The food delivery company, which slashed its full-year revenue outlook last month after a sharp slowdown in its second quarter, reported a pre-tax loss of £147 million in the first half compared to a £95 million loss a year ago.
Deliveroo, which competes with Just Eat Takeaway and Uber Eats, said the Netherlands accounted for 1% of its gross transaction value (GTV), and a "disproportionate" amount of investment would be needed to improve its market position.
It said it was working towards a potential date for the final day of operations towards the end of November.
The company, which has added McDonald's to its platform in Britain, its largest market, cut its full-year GTV growth forecast to 4-12% versus its previous forecast of 15-25% last month.
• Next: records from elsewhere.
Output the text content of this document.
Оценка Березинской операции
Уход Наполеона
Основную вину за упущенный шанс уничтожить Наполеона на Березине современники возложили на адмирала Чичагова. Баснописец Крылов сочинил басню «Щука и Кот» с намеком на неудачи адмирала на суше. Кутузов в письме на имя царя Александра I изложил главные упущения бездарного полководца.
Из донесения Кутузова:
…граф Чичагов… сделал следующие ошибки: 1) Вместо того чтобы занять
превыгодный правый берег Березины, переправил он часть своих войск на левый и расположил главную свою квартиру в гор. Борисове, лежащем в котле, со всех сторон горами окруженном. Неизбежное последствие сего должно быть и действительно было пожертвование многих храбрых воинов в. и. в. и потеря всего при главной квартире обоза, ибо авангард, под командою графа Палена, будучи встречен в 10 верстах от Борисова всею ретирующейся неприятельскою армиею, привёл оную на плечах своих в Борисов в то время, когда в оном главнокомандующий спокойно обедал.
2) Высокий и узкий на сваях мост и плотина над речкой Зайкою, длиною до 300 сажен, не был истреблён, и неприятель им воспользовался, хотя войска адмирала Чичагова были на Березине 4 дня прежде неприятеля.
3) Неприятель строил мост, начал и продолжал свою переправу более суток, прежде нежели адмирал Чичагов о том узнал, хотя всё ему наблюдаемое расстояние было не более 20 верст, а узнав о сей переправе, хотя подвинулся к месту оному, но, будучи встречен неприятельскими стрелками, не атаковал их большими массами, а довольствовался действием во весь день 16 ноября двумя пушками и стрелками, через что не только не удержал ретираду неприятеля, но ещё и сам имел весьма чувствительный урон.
It said on Wednesday 10 August that GTV growth had slowed from 12% in its first-quarter to 2% in its second, "reflecting the impact of increased consumer headwinds".
Founder and chief executive Will Shu said he was committed to delivering profitable growth and reaching the milestone of profitability on the adjusted core earnings level.
"So far in 2022, we have made good progress delivering on our profitability plan, despite increased consumer headwinds and slowing growth during the period," he said.
"We remain confident in our ability to adapt financially to any further changes in the macroeconomic environment."
In December 2021, The Amsterdam Appeals Court upheld a ruling that Deliveroo must pay its couriers as employees, rather than as independent contractors as the company had argued.
Solicitor General Advice
In June, the Solicitor General advised the Supreme Court to uphold the appeals ruling. A decision is due by year-end.